At a lean 90 minutes, The Hagstone Demon still somehow feels longer than a Catholic mass held in slow motion. Scenes drag on endlessly as characters stare into the void or discuss metaphysical nonsense in dimly lit rooms.

It’s the kind of movie where you could leave to make popcorn, return, and still find the same character whispering about “the darkness within.” There are horror movies that build tension and dread; this one just builds a strong desire for caffeine.


The Script: Satanic by Accident

Jon Springer’s screenplay tries to be poetic, but mostly sounds like a refrigerator magnet poetry kit had a nervous breakdown. Lines like “The devil finds a way through the cracks of grief” and “Love is just a grave we keep digging” are delivered with straight faces, which somehow makes them funnier.

The film’s mythology is equally baffling. There’s talk of demons, resurrection, blood rituals, and cursed real estate—but none of it connects in any meaningful way. It’s as if the script was written during a séance conducted with an empty whiskey bottle.


The Horror: More Existential Than Intentional

There are murders, possessions, and even a reanimated corpse, but somehow none of it lands. The scares are so subdued you half expect the ghosts to apologize for interrupting.

Even the climactic satanic ritual—a moment that should feel unholy and shocking—looks like a backstage rehearsal for a Marilyn Manson concert circa 1998. By the time the demon cat shows up, you’re more likely to laugh than scream.

This isn’t horror. This is ennui with eyeliner.


Sound and Editing: Hell’s Own Podcast

Springer, who also edited the film, clearly hates transitions. Scenes just sort of… stop. Conversations cut off mid-thought, as if even the movie is too bored to continue listening.

The sound mix is a special kind of torment.

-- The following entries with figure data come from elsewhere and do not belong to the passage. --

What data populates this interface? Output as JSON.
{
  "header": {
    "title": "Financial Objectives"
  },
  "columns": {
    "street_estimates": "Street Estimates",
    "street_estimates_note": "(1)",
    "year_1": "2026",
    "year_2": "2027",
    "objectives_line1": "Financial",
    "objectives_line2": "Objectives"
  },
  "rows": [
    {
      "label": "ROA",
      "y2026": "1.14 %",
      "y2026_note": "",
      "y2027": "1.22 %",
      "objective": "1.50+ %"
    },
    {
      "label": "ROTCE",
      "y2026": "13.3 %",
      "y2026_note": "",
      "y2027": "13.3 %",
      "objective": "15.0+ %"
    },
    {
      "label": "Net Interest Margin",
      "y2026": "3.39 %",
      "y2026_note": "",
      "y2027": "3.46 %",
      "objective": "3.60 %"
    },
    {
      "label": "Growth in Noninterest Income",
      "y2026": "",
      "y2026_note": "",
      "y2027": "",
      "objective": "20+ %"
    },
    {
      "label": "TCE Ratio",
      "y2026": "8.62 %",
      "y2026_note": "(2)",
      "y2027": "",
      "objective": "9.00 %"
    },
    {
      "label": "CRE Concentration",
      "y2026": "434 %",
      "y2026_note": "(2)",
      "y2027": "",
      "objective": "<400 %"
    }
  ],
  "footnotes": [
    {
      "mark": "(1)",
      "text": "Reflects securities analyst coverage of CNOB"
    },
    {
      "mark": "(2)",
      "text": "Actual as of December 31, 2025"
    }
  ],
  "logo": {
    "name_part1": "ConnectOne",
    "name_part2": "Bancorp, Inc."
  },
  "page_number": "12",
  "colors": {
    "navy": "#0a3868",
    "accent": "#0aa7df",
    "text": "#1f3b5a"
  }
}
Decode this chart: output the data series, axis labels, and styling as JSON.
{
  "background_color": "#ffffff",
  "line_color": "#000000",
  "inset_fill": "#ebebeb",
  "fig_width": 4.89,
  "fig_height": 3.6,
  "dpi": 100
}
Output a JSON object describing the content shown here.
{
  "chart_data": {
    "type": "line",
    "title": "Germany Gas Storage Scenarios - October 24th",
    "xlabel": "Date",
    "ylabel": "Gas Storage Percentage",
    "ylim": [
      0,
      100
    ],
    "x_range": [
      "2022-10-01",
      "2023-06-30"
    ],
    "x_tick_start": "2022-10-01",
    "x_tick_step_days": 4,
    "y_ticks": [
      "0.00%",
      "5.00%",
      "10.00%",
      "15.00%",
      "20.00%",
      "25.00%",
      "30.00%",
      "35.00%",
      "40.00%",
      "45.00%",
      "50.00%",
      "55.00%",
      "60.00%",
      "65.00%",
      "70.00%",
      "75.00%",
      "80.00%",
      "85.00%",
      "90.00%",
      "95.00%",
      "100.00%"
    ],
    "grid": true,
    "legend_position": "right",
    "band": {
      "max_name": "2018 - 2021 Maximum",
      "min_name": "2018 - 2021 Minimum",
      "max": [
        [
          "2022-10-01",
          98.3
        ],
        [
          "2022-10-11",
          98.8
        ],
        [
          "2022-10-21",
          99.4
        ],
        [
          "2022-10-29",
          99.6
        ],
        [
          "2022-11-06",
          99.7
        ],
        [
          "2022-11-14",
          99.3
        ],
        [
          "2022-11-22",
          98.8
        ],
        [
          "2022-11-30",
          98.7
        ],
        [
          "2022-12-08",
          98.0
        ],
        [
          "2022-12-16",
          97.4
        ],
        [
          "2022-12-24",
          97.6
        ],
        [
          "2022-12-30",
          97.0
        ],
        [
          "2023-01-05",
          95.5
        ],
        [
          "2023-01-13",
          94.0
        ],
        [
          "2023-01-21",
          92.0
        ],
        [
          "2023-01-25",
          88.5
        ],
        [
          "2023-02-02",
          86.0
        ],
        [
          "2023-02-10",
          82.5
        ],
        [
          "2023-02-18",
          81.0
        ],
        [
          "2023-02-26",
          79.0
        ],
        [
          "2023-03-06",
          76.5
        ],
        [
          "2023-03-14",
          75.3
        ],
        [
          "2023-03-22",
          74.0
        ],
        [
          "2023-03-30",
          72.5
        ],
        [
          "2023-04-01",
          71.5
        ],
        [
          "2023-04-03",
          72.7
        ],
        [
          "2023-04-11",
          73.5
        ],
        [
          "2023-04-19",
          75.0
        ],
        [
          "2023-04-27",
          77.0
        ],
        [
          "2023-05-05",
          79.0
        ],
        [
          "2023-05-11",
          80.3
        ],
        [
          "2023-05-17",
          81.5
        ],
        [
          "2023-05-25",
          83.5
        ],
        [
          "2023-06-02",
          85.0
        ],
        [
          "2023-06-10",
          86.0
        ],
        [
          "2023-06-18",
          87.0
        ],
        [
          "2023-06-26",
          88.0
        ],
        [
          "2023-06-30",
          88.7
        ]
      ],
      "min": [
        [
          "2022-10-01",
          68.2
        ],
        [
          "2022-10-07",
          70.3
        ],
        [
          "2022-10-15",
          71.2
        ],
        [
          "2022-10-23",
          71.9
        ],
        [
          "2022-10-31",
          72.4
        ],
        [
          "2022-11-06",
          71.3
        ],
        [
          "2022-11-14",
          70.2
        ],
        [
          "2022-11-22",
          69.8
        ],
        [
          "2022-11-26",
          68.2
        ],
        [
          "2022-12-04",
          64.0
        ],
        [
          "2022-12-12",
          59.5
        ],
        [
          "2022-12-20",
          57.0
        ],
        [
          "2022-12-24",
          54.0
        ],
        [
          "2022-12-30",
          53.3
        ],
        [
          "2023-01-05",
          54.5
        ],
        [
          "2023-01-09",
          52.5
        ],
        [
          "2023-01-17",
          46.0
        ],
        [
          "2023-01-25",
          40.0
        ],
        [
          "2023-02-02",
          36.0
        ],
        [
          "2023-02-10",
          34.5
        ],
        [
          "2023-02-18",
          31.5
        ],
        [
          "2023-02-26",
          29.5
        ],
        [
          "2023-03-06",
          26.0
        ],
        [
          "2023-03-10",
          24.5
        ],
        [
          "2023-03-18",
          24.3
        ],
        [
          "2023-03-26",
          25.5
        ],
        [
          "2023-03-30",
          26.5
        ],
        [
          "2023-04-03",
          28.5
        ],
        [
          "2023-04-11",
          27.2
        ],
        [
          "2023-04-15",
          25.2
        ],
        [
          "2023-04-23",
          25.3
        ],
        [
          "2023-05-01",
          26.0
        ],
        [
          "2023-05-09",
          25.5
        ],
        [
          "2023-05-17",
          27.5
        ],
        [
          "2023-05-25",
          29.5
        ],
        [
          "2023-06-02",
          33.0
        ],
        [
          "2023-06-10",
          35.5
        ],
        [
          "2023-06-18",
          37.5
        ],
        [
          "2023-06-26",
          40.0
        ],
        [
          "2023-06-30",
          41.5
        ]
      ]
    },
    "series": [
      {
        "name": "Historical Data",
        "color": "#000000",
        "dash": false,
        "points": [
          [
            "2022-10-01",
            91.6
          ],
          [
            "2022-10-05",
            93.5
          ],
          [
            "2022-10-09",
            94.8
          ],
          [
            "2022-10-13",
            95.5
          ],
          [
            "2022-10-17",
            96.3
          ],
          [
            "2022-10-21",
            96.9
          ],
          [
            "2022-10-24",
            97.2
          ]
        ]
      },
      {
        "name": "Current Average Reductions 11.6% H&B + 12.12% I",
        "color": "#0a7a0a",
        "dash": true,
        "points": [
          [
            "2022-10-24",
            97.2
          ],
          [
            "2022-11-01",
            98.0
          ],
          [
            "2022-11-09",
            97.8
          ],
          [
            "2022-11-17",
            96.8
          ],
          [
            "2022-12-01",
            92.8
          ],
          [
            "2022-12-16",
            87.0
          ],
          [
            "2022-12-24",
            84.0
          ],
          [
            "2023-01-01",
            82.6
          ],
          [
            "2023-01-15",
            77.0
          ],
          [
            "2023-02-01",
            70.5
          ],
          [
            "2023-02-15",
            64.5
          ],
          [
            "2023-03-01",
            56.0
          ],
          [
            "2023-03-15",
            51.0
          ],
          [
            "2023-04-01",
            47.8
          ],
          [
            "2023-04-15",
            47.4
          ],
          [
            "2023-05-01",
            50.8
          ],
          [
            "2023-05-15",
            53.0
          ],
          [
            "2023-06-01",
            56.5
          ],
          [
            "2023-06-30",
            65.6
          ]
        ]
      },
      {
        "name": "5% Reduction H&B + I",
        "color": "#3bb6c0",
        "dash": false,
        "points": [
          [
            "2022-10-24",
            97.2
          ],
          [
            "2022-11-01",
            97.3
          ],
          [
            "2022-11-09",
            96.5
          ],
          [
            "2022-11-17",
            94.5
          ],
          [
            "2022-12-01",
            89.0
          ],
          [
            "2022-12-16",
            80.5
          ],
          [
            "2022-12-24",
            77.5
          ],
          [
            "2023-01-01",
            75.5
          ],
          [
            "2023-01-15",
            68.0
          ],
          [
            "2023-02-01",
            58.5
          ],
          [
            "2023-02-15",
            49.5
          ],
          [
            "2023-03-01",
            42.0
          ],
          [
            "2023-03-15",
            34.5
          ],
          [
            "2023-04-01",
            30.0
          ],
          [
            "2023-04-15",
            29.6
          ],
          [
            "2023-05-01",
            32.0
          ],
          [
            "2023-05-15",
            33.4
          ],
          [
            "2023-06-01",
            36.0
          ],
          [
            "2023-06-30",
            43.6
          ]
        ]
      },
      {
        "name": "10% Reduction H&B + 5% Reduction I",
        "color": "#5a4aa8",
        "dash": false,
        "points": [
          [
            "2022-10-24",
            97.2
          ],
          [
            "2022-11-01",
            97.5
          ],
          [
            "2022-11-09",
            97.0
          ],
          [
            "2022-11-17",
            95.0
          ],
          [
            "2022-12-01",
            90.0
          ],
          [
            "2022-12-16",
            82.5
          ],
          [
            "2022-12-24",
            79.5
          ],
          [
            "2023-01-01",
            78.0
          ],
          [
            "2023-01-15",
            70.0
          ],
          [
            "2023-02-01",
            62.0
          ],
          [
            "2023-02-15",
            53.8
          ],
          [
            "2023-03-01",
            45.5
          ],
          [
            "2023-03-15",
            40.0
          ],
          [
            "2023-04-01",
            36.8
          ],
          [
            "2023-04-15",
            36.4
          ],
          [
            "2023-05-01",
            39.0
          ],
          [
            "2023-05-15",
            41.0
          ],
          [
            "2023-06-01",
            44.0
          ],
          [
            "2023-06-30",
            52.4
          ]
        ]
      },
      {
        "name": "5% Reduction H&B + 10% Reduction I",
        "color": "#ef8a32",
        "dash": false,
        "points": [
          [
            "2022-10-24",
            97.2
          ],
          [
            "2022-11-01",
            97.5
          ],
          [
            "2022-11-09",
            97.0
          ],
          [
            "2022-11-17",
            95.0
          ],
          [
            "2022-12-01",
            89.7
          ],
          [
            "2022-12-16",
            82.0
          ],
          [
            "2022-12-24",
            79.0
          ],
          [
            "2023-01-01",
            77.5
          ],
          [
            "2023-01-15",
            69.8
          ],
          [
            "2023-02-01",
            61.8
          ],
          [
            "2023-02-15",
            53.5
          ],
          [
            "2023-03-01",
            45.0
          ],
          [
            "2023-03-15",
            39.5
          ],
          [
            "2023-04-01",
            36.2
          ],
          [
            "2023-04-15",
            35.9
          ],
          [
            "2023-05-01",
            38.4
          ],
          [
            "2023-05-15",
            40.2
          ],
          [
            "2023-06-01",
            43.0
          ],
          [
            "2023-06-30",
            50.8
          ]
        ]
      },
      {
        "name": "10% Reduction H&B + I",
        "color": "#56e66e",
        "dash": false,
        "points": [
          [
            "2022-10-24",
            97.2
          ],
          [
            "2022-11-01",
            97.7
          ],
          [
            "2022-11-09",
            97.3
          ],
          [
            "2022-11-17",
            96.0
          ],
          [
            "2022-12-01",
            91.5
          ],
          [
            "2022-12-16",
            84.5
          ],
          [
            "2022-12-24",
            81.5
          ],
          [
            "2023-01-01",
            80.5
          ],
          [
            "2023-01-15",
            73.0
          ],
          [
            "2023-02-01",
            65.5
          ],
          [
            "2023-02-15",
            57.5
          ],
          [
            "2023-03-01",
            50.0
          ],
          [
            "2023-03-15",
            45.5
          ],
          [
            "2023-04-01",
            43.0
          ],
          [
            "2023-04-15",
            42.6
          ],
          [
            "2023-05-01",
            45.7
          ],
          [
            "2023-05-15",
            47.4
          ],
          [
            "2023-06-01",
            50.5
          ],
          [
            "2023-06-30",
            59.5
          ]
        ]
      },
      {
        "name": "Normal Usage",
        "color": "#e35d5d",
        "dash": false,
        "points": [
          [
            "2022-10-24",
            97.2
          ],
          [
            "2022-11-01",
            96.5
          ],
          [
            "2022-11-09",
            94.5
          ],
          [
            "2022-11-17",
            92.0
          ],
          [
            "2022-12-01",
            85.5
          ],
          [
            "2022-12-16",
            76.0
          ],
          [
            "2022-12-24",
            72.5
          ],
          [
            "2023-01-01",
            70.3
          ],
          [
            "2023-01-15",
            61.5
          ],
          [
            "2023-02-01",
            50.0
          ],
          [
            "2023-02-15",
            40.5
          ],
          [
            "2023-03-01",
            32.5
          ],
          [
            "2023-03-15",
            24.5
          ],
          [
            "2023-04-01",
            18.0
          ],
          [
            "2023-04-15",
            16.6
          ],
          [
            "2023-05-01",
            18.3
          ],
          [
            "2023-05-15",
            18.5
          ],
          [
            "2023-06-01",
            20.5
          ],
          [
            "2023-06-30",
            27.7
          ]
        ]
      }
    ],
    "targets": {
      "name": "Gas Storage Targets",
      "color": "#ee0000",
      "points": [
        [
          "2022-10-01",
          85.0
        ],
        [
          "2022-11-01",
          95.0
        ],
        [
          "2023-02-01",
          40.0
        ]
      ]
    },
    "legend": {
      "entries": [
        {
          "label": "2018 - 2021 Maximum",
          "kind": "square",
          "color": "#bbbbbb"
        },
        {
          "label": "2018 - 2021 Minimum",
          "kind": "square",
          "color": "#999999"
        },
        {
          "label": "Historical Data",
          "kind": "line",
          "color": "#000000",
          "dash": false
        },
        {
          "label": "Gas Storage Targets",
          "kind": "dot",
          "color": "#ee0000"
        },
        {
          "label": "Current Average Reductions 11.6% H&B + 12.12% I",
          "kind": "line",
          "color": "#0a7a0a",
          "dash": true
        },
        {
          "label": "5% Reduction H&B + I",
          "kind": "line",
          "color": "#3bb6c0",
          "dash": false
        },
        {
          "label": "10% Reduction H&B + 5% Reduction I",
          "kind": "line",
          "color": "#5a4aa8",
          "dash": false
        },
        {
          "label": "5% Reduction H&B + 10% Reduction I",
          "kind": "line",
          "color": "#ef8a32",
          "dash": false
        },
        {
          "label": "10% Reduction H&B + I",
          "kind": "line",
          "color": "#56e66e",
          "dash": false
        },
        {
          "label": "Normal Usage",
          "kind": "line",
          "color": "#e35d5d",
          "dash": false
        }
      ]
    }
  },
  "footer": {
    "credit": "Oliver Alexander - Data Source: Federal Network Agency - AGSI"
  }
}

Dialogue fades in and out, background noise hisses like a snake with asthma, and every creak of the Hagstone building feels like a cry for professional post-production.


The Ending: The Devil Gets the Last Laugh (Unfortunately, So Do We)

By the finale, Douglas has descended fully into madness, Karna and her demonic pimp are slain, the cat is dead (again), and Julie’s corpse has joined the ranks of the undead. In a final act of defiance against both God and narrative clarity, Julie wanders off to kill someone else, presumably whoever greenlit this project.

The credits roll, and the true horror dawns: this movie was made on purpose.


Final Thoughts: When Indie Ambition Meets Infernal Ineptitude

The Hagstone Demon is the kind of film that reminds you passion projects can go terribly, hilariously wrong. It’s bleak, bizarre, and occasionally brilliant—but mostly in the way a fever dream feels profound before you realize it’s just your brain melting.

Mark Borchardt gives it his all, but even his haunted charisma can’t save a movie that confuses “slow burn” with “slow death.”

The film wants to be about grief, addiction, and demonic corruption, but what it really captures is the existential dread of realizing you have 40 minutes left to watch.


Grade: D+ (for “Demonic, Dreary, and Drunken”)

It’s not the devil you should fear—it’s the director with final cut.
In the battle between man and demon, The Hagstone Demon proves that sometimes, the scariest thing of all is an indie film that just keeps going.